What are your thoughts?


----------



## Hector1970 (Nov 13, 2015)

You reviews are good. There are some very interesting ones on your website. Well done.


----------



## 1kind (Nov 13, 2015)

Hector1970 said:


> You reviews are good. There are some very interesting ones on your website. Well done.


Thank you. I try and do my best to show every angle of the item. Not everyone is able to hold or touch the item so we are your eyes. Also, not everyone knows that item exists and we help to let you know that its available and out there.


----------



## dcm (Nov 13, 2015)

Julie G. said:


> Hi,
> 
> I've been thinking about getting a Black Rapid Backpack Strap (though I already have Sport) for my next hiking trip. But I recently came over the Peak Design Camera Clip, and wondered id that would be a better solution for carrying (I would still bring the BR Sport). My concern would be the weight distribution when the camera is hanging onto the backpack. The BR would be safer i guess, but the Camera Clip uses a Arca Swiss plate. I have a Canon 5D3.
> 
> What are your thoughts?



I have the PD Camera Clip 2 and the Sun Sniper Backpack Strap (similar to BR). You can put a Arca clamp on the BR strap for similar convenience; I've done this with my regular BR strap as Neuro suggested. I carry a 6D or M3 or both on my double strap this way.

Part of the answer depends on your hiking style, backpack, and lens selection. Many of my day hikes are longer (5-15 miles round trip with 1000-3000 ft elevation gain) to reach my photo destination in the Rocky Mountains with photo ops along the way. I might be moving at a pretty good clip so dangling gear gets in the way. I prefer to stow it or use the clip with a light combo when I'm moving like the S110, M3/lens, or 6d/40. 

You'll need a pack with straps that can support the weight with either method. I can use the clip with the M3 on some lighter packs (8L, 18L), but you'll want a larger pack/strap/belt system (30L, 45L) that can accomodate the weight of a DSLR and lens. BTW, I always have room to stow my gear in the pack in case of rain. 
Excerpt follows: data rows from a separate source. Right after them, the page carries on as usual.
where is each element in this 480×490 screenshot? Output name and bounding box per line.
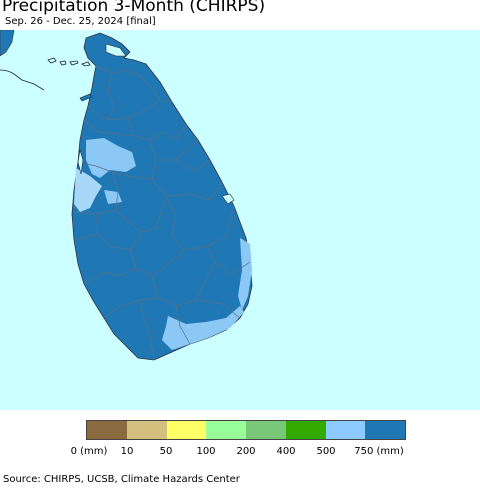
legend-label: 750 (mm) <box>354 446 404 457</box>
legend-label: 400 <box>276 446 296 457</box>
jaffna-lagoon <box>105 43 127 57</box>
legend-labels: 0 (mm) 10 50 100 200 400 500 750 (mm) <box>0 446 480 460</box>
map-title: Precipitation 3-Month (CHIRPS) <box>2 0 266 16</box>
legend-swatch-50 <box>166 421 207 439</box>
sri-lanka-map <box>0 30 253 361</box>
legend-swatch-750 <box>365 421 405 439</box>
legend-label: 200 <box>236 446 256 457</box>
india-coast-outline <box>0 69 45 91</box>
legend-label: 100 <box>196 446 216 457</box>
light-zone-east-coast <box>238 238 252 310</box>
map-panel <box>0 30 480 410</box>
india-coast <box>0 30 15 57</box>
adams-bridge-islands <box>47 57 91 67</box>
source-credit: Source: CHIRPS, UCSB, Climate Hazards Ce… <box>3 474 240 485</box>
light-zone-west-strip <box>74 168 102 212</box>
legend-label: 10 <box>120 446 134 457</box>
kalpitiya-lagoon <box>77 149 84 175</box>
trincomalee-bay <box>221 193 235 205</box>
precipitation-legend-bar <box>86 420 406 440</box>
district-boundaries <box>73 65 251 361</box>
legend-swatch-500 <box>325 421 366 439</box>
mannar-island <box>79 93 93 102</box>
date-range-subtitle: Sep. 26 - Dec. 25, 2024 [final] <box>5 16 156 27</box>
light-zone-south-coast <box>162 306 244 350</box>
legend-swatch-200 <box>246 421 286 439</box>
legend-swatch-100 <box>206 421 246 439</box>
legend-label: 50 <box>159 446 173 457</box>
legend-label: 0 (mm) <box>70 446 108 457</box>
light-zone-northwest <box>86 138 136 178</box>
legend-label: 500 <box>316 446 336 457</box>
legend-swatch-400 <box>285 421 326 439</box>
legend-swatch-0 <box>87 421 127 439</box>
legend-swatch-10 <box>126 421 167 439</box>
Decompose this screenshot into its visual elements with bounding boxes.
Larger, heavier lenses also don't do well on either system if you are moving. In that situation I tend to carry my gear in the pack until I need it (11-24 or 100-400). I may keep a smaller combo (M3 or S110) on the clip while I'm moving for impromptu photo ops. 

I like the clip on my pack strap because it keeps the cameras in front of me, dampens the camera movement and frees both hands, particularly when scrambling up a rocky slope. When I dodge or climb over obstacles I prefer the camera up and out of the way rather than bouncing on my hip. I attached the PD leash to my pack and the camera as a safety strap when I remove it from the clip. I haven't tried the clip on my hip but don't think I'd like it there since it would interfere with my natural arm swing and be to exposed to bushes, rocks, etc. along the trail. With the SS/BR pack strap the camera invariably bounces around so I use one hand to steady it while I'm moving which gets awkward after a while. The first time I left the trailhead this way I put the camera back in my pack not far down the trail. Either method is useful when you reach your destination and aren't moving as much.


----------